Glucagonoma is a disease of the pancreas that leads to increased production of the glucagon hormone in the blood.
What is the Pathology of Glucagonoma?
The pathology of glucagonoma is:
-Etiology: The cause of glucagonoma is unclear but can be due to familial inheritance.
-Genes involved: None.
-Pathogenesis: The sequence of events that lead to glucagonoma is uncertain.
-Morphology: The morphology associated with glucagonoma shows a single solid mass with well-marked boundaries.

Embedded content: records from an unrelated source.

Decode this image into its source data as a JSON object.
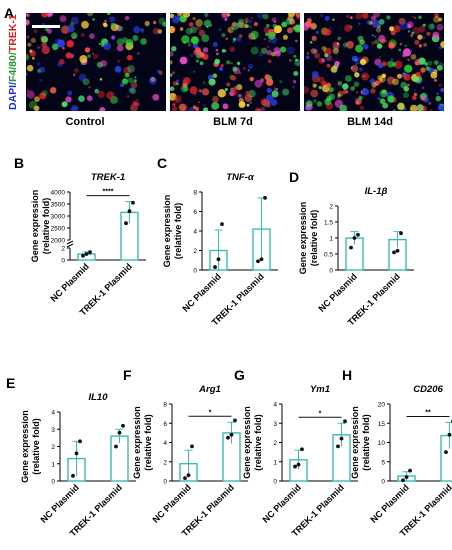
{
  "panel_a": {
    "letter": "A",
    "stain_label_parts": [
      {
        "text": "DAPI/",
        "color": "#1a2fd6"
      },
      {
        "text": "F4/80/",
        "color": "#1f9a2a"
      },
      {
        "text": "TREK-1",
        "color": "#e01b1b"
      }
    ],
    "images": [
      {
        "label": "Control",
        "density": 0.55
      },
      {
        "label": "BLM 7d",
        "density": 0.85
      },
      {
        "label": "BLM 14d",
        "density": 1.0
      }
    ]
  },
  "colors": {
    "bar": "#3bbcb3",
    "point": "#111111",
    "significance": "#111111"
  },
  "chart_data": [
    {
      "panel": "B",
      "type": "bar",
      "title": "TREK-1",
      "ylabel": "Gene expression\n(relative fold)",
      "categories": [
        "NC Plasmid",
        "TREK-1 Plasmid"
      ],
      "values": [
        1.0,
        3150
      ],
      "errors": [
        0.35,
        450
      ],
      "points": [
        [
          0.7,
          1.0,
          1.3
        ],
        [
          2700,
          3200,
          3550
        ]
      ],
      "yaxis": {
        "broken": true,
        "lower_ticks": [
          0,
          2
        ],
        "upper_ticks": [
          2000,
          2500,
          3000,
          3500,
          4000
        ],
        "lower_max": 2,
        "upper_min": 2000,
        "upper_max": 4000
      },
      "significance": "****"
    },
    {
      "panel": "C",
      "type": "bar",
      "title": "TNF-α",
      "ylabel": "Gene expression\n(relative fold)",
      "categories": [
        "NC Plasmid",
        "TREK-1 Plasmid"
      ],
      "values": [
        2.0,
        4.2
      ],
      "errors": [
        2.1,
        3.2
      ],
      "points": [
        [
          0.3,
          1.1,
          4.7
        ],
        [
          0.9,
          1.1,
          7.4
        ]
      ],
      "ylim": [
        0,
        8
      ],
      "yticks": [
        0,
        2,
        4,
        6,
        8
      ],
      "significance": ""
    },
    {
      "panel": "D",
      "type": "bar",
      "title": "IL-1β",
      "ylabel": "Gene expression\n(relative fold)",
      "categories": [
        "NC Plasmid",
        "TREK-1 Plasmid"
      ],
      "values": [
        1.0,
        0.95
      ],
      "errors": [
        0.2,
        0.25
      ],
      "points": [
        [
          0.7,
          1.0,
          1.1
        ],
        [
          0.55,
          0.6,
          1.15
        ]
      ],
      "ylim": [
        0,
        2
      ],
      "yticks": [
        0,
        0.5,
        1,
        1.5,
        2
      ],
      "significance": ""
    },
    {
      "panel": "E",
      "type": "bar",
      "title": "IL10",
      "ylabel": "Gene expression\n(relative fold)",
      "categories": [
        "NC Plasmid",
        "TREK-1 Plasmid"
      ],
      "values": [
        1.3,
        2.6
      ],
      "errors": [
        1.0,
        0.4
      ],
      "points": [
        [
          0.3,
          1.6,
          2.3
        ],
        [
          2.0,
          2.8,
          3.2
        ]
      ],
      "ylim": [
        0,
        4
      ],
      "yticks": [
        0,
        1,
        2,
        3,
        4
      ],
      "significance": ""
    },
    {
      "panel": "F",
      "type": "bar",
      "title": "Arg1",
      "ylabel": "Gene expression\n(relative fold)",
      "categories": [
        "NC Plasmid",
        "TREK-1 Plasmid"
      ],
      "values": [
        1.8,
        5.0
      ],
      "errors": [
        1.4,
        1.1
      ],
      "points": [
        [
          0.3,
          0.6,
          3.6
        ],
        [
          4.5,
          4.8,
          6.3
        ]
      ],
      "ylim": [
        0,
        8
      ],
      "yticks": [
        0,
        2,
        4,
        6,
        8
      ],
      "significance": "*"
    },
    {
      "panel": "G",
      "type": "bar",
      "title": "Ym1",
      "ylabel": "Gene expression\n(relative fold)",
      "categories": [
        "NC Plasmid",
        "TREK-1 Plasmid"
      ],
      "values": [
        1.1,
        2.4
      ],
      "errors": [
        0.5,
        0.6
      ],
      "points": [
        [
          0.75,
          0.85,
          1.65
        ],
        [
          1.8,
          2.2,
          3.1
        ]
      ],
      "ylim": [
        0,
        4
      ],
      "yticks": [
        0,
        1,
        2,
        3,
        4
      ],
      "significance": "*"
    },
    {
      "panel": "H",
      "type": "bar",
      "title": "CD206",
      "ylabel": "Gene expression\n(relative fold)",
      "categories": [
        "NC Plasmid",
        "TREK-1 Plasmid"
      ],
      "values": [
        1.3,
        11.8
      ],
      "errors": [
        1.1,
        3.4
      ],
      "points": [
        [
          0.2,
          1.0,
          2.7
        ],
        [
          7.5,
          12.0,
          15.5
        ]
      ],
      "ylim": [
        0,
        20
      ],
      "yticks": [
        0,
        5,
        10,
        15,
        20
      ],
      "significance": "**"
    }
  ]
}
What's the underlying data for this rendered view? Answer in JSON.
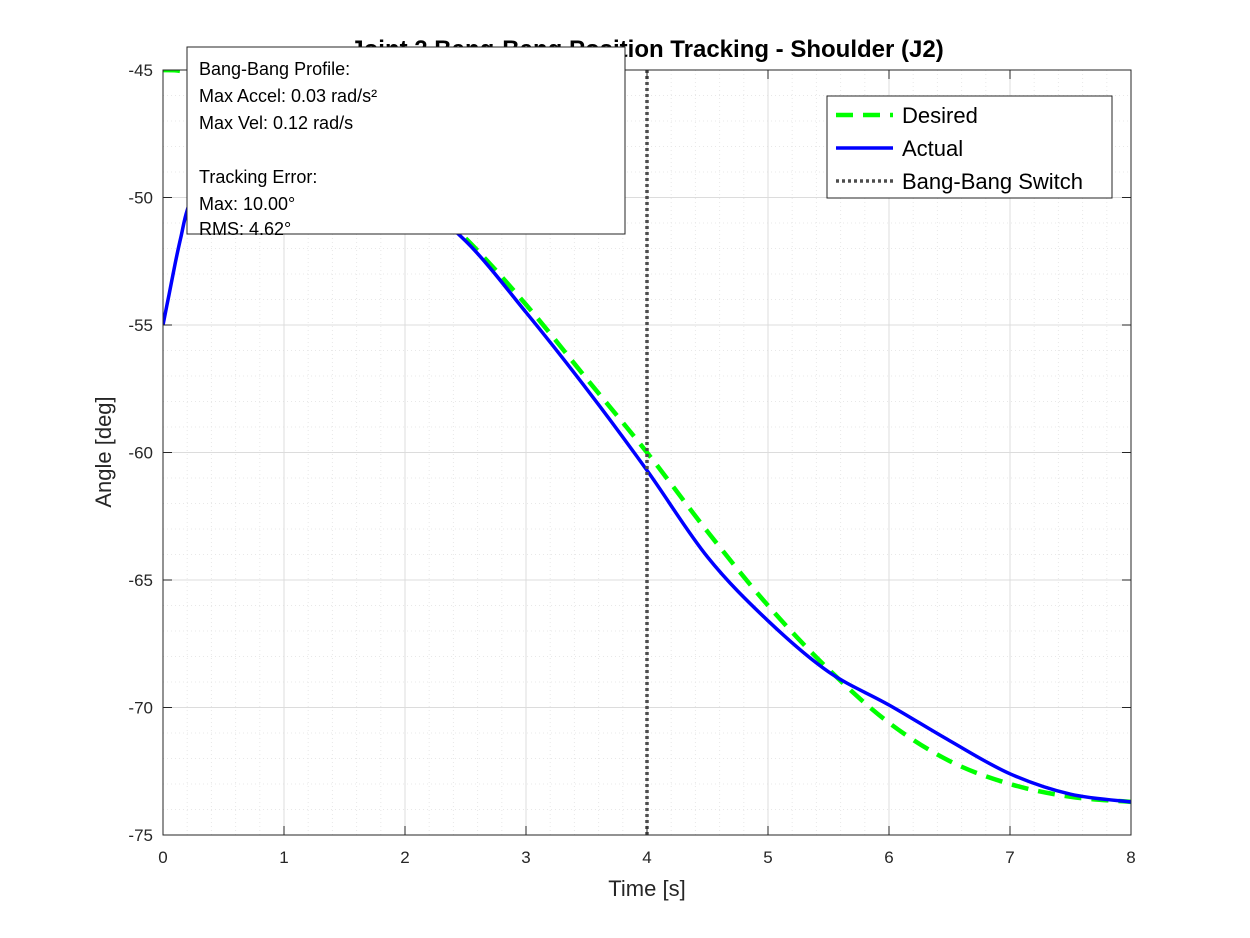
{
  "colors": {
    "desired": "#00ff00",
    "actual": "#0000ff",
    "switch": "#4d4d4d",
    "grid_major": "#dcdcdc",
    "grid_minor": "#e8e8e8",
    "axis": "#262626"
  },
  "chart_data": {
    "type": "line",
    "title": "Joint 2 Bang-Bang Position Tracking - Shoulder (J2)",
    "xlabel": "Time [s]",
    "ylabel": "Angle [deg]",
    "xlim": [
      0,
      8
    ],
    "ylim": [
      -75,
      -45
    ],
    "xticks": [
      0,
      1,
      2,
      3,
      4,
      5,
      6,
      7,
      8
    ],
    "xtick_labels": [
      "0",
      "1",
      "2",
      "3",
      "4",
      "5",
      "6",
      "7",
      "8"
    ],
    "yticks": [
      -75,
      -70,
      -65,
      -60,
      -55,
      -50,
      -45
    ],
    "ytick_labels": [
      "-75",
      "-70",
      "-65",
      "-60",
      "-55",
      "-50",
      "-45"
    ],
    "grid": "on (major + minor)",
    "legend_position": "top-right",
    "legend": [
      {
        "label": "Desired",
        "style": "dashed",
        "color": "#00ff00"
      },
      {
        "label": "Actual",
        "style": "solid",
        "color": "#0000ff"
      },
      {
        "label": "Bang-Bang Switch",
        "style": "dotted",
        "color": "#4d4d4d"
      }
    ],
    "series": [
      {
        "name": "Desired",
        "x": [
          0,
          0.2,
          0.5,
          1.0,
          1.5,
          2.0,
          2.5,
          3.0,
          3.5,
          4.0,
          4.5,
          5.0,
          5.5,
          6.0,
          6.5,
          7.0,
          7.5,
          8.0
        ],
        "y": [
          -45.0,
          -45.1,
          -45.8,
          -46.8,
          -48.0,
          -49.5,
          -51.6,
          -54.2,
          -57.1,
          -60.0,
          -63.1,
          -66.0,
          -68.5,
          -70.6,
          -72.1,
          -73.0,
          -73.5,
          -73.7
        ]
      },
      {
        "name": "Actual",
        "x": [
          0,
          0.05,
          0.1,
          0.15,
          0.2,
          0.3,
          0.5,
          1.0,
          1.5,
          2.0,
          2.5,
          3.0,
          3.5,
          4.0,
          4.5,
          5.0,
          5.5,
          6.0,
          6.5,
          7.0,
          7.5,
          8.0
        ],
        "y": [
          -55.0,
          -53.8,
          -52.6,
          -51.5,
          -50.5,
          -49.3,
          -48.3,
          -47.4,
          -48.4,
          -49.8,
          -51.7,
          -54.5,
          -57.5,
          -60.7,
          -64.1,
          -66.6,
          -68.6,
          -69.9,
          -71.3,
          -72.6,
          -73.4,
          -73.7
        ]
      }
    ],
    "switch_line": {
      "name": "Bang-Bang Switch",
      "x": 4.0
    },
    "annotation_lines": [
      "Bang-Bang Profile:",
      "Max Accel: 0.03 rad/s²",
      "Max Vel: 0.12 rad/s",
      "",
      "Tracking Error:",
      "Max: 10.00°",
      "RMS: 4.62°"
    ]
  }
}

-Histology: The histology associated with glucagonoma shows tumor cells organized in nests and strands.
How does Glucagonoma Present?
Patients with glucagonoma, are typically males and females, at an age range of 20-84 years. The symptoms, features, and clinical findings associated with glucagonoma include diarrhea but can be asymptomatic during the early stages, weight loss, stomatitis. Glucagonoma is associated with a characteristic rash called necrolytic migratory erythema.
How is Glucagonoma Diagnosed?
Glucagonoma is diagnosed by radioimmunoassay, fasting blood sugar and glucose tolerance test, complete blood count, angiography, and CT scan.
How is Glucagonoma Treated?
Glucagonoma is treated according to the stage of the disease, debulking, surgical resection, long-acting octreotide, and embolization.
What is the Prognosis of Glucagonoma?
The prognosis of glucagonoma is poor if metastasis has occurred.